Cellular organization of reciprocal patchy networks in layer III of cat visual cortex (area 17).

There is no direct information available concerning the exact spatial characteristics of long-range axons and their relationship with the patchy phenomena observed after extracellular injection of retrograde tracers. In the present study, using the recently introduced neuronal tracer biocytin, we demonstrate by detailed three-dimensional reconstruction of 10 pyramidal cells in layer III, that their clustered axonal terminals form a specific patchy network in layers II and III. The reconstructed network occupied an area of 6.5 x 3.5 mm parallel to the cortical surface elongated in an anteroposterior direction. The average centre-to-centre distance between patches within the network was 1.1 mm. On average, the axonal field of each of the 10 pyramidal cells contained a total of 417 boutons at four to eight distinct sites (patches), and in each patch, an average of 79 boutons was provided by the same cell. The identified connections between the patches were predominantly reciprocal.
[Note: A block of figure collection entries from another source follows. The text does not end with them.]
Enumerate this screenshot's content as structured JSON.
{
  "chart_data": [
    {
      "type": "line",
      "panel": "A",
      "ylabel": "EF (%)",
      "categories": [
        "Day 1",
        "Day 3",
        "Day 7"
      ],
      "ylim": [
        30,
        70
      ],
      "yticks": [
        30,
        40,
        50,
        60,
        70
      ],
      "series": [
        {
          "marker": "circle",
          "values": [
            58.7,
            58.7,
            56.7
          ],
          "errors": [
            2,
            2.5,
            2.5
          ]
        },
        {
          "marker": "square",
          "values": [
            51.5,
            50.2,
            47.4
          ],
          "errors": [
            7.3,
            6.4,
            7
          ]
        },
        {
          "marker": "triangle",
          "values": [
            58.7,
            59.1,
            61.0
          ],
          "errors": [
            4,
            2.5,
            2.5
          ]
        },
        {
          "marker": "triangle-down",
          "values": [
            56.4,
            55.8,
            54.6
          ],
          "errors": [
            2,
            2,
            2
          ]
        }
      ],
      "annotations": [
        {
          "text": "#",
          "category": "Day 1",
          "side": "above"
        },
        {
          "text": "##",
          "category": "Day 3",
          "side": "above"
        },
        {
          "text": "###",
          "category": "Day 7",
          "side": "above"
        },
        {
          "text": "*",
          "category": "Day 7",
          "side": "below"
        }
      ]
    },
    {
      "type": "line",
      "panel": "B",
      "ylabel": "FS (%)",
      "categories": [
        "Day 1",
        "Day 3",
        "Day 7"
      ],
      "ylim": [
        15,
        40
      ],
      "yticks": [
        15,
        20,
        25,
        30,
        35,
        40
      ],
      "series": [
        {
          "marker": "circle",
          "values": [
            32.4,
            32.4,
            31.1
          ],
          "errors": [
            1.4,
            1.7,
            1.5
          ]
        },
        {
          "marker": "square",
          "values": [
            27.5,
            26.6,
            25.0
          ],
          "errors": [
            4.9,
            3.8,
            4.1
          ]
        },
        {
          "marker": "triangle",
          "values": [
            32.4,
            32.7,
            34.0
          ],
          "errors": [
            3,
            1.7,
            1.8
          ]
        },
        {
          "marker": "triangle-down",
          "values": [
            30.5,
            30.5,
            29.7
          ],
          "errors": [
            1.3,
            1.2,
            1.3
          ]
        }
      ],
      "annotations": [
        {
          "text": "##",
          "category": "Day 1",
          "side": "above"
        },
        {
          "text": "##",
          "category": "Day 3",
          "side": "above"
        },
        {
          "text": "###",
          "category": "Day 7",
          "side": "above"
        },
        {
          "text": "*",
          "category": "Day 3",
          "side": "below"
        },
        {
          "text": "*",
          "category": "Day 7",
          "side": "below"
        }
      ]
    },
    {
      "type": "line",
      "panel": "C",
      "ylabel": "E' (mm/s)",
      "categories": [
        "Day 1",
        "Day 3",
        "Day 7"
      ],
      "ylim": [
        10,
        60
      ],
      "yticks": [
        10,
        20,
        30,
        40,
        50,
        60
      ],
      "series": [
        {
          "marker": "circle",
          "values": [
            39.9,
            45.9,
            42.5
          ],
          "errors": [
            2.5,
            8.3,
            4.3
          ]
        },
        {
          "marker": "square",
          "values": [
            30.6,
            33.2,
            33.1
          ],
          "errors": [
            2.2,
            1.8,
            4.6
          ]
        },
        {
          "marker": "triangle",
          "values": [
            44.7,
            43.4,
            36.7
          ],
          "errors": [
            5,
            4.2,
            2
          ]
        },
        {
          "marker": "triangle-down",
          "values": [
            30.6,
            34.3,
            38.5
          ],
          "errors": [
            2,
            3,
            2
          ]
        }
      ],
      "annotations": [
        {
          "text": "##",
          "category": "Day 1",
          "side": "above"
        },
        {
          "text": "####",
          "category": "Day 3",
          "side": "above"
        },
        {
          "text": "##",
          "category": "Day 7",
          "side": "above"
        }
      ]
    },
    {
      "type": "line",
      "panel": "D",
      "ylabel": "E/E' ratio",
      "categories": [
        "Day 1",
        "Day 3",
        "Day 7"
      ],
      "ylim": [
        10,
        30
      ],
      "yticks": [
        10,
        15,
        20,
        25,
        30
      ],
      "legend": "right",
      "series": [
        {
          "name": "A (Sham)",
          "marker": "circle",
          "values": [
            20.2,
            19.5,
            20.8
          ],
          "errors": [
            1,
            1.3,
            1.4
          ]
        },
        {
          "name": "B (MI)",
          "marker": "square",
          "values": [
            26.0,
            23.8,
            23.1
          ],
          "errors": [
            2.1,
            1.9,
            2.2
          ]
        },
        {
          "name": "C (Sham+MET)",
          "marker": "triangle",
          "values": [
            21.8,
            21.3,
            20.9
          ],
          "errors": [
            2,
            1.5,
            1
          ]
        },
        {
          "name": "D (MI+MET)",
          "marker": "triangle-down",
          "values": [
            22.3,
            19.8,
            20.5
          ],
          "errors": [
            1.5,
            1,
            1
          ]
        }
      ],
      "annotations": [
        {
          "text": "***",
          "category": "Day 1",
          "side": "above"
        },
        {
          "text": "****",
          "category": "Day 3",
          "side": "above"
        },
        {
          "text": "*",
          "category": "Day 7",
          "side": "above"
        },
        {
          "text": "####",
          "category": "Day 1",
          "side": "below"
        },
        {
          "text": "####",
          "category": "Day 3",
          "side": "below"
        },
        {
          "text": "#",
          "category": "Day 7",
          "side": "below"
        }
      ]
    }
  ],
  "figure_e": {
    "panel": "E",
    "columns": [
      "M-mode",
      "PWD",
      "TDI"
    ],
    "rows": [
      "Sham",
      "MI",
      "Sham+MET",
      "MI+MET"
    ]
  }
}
Detailed analyses have shown that many pyramidal cells of the network are directly interconnected so that each of them can receive one to four, chiefly axospinous, contacts onto the distal segment of its apical and basal dendrites from the axon of another pyramidal cell belonging to a different patch labelled from the same injection site. We hypothesize that the possible functional role of the network is to link remote sites with similar physiological characteristics, such as orientation preference, supporting the model of Mitchison and Crick [(1982) Proc. natn. Acad. Sci. U.S.A. 79, 3661-3665].